Lynch, who in his fourth two-year term is already New Hampshire’s longest-serving governor, said the state needed to try somebody else.

“I will keep working hard every day for the next 16 months to serve the people of our state, but I will not run for re-election as Governor of New Hampshire,” Lynch said.

Lynch’s exit comes well before the June filing deadline, but candidates are expected to enter the race in short order.

Ovide Lamontagne, who was the GOP nominee for governor in the 1990s and ran as a tea party candidate for Senate last year, is expected to run.

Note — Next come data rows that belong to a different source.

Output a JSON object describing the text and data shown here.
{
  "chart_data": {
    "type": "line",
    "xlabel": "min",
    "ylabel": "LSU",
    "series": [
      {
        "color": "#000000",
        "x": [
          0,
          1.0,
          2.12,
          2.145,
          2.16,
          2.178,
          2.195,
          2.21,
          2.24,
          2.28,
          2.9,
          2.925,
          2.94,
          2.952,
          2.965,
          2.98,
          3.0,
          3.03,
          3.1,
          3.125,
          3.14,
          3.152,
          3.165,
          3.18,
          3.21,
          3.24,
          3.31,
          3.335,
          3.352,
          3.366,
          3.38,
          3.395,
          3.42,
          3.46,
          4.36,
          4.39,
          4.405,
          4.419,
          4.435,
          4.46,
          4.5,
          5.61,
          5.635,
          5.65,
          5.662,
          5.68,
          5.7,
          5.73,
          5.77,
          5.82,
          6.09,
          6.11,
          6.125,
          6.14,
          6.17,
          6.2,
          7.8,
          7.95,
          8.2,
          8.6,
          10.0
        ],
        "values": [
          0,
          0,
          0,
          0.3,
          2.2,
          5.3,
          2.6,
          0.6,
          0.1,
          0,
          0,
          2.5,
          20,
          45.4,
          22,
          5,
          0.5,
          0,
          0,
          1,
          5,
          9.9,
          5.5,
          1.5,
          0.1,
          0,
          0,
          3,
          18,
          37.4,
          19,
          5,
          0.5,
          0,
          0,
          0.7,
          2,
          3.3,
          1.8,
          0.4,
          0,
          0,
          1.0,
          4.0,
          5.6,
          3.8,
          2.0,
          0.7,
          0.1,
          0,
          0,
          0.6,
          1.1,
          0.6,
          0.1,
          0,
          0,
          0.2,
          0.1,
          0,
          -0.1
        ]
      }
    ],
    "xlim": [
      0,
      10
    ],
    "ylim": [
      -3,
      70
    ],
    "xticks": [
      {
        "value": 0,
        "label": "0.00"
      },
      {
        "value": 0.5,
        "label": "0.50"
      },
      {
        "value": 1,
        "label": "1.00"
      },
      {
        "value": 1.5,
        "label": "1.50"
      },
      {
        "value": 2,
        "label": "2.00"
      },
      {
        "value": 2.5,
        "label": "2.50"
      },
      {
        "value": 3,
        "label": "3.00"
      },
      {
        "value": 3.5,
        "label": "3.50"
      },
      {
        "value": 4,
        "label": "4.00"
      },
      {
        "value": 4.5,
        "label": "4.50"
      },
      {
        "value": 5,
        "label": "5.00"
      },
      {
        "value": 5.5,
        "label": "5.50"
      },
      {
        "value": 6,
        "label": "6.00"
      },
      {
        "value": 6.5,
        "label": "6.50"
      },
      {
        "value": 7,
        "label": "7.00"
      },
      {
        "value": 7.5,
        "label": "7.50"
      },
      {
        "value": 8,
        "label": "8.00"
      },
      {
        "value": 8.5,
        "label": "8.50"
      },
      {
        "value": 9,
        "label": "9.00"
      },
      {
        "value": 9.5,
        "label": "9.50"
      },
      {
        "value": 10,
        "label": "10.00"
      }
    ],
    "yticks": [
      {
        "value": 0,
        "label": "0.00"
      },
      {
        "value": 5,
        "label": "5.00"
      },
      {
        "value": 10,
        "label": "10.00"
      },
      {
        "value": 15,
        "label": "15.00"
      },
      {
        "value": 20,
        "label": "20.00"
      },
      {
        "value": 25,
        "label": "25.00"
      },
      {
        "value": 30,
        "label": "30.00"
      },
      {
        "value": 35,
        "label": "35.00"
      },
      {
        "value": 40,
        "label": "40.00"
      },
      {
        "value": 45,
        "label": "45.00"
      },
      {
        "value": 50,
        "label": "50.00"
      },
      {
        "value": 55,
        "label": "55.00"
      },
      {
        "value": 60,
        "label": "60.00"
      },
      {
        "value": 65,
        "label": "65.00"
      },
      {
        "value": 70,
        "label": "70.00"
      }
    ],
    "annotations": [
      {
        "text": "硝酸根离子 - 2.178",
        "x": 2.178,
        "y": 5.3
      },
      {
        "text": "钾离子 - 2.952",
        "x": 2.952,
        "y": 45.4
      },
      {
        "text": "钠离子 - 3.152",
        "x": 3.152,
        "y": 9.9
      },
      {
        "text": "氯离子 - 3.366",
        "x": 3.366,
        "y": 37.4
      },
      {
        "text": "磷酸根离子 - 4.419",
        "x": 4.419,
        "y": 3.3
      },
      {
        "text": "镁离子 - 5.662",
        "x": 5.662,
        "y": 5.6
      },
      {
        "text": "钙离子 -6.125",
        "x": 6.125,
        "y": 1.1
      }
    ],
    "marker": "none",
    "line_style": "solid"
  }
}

And former state senator Maggie Hassan (D) is also seen as a likely candidate.

Other potential candidates include former state legislator Kevin Smith (R), 2010 GOP gubernatorial nominee John Stephen, former Bureau of Securities Regulation director Mark Connolly (D) and Portsmouth Mayor Steve Marchand (D).

Democrats said they were confident that voters would prefer another Democrat.

“In the coming months, we will have a discussion about who is best fit to fill Gov. Lynch’s shoes and combat the Republican extremists who have tried to take New Hampshire backward,” Democratic Governors Association Chairman Martin O’Malley said.

On the GOP side, Smith was quick to stake his claim after Lynch’s decision.

“I think Concord needs a fresh, conservative voice and a bold, new vision to fundamentally challenge the status quo in state government,” Smith said. “After eight years of stale ideas from the Corner Office, now certainly isn’t the ime to elect career politicians or candidates.”

(And for more on this contest, see our piece from Saturday.)

Despite Smith’s sentiments, Lynch will wind down his tenure as one of the most popular governors in the country, and at just 58 years old he could have still have plenty of his political career in front of him. At the same time, he has shown little interest in national politics.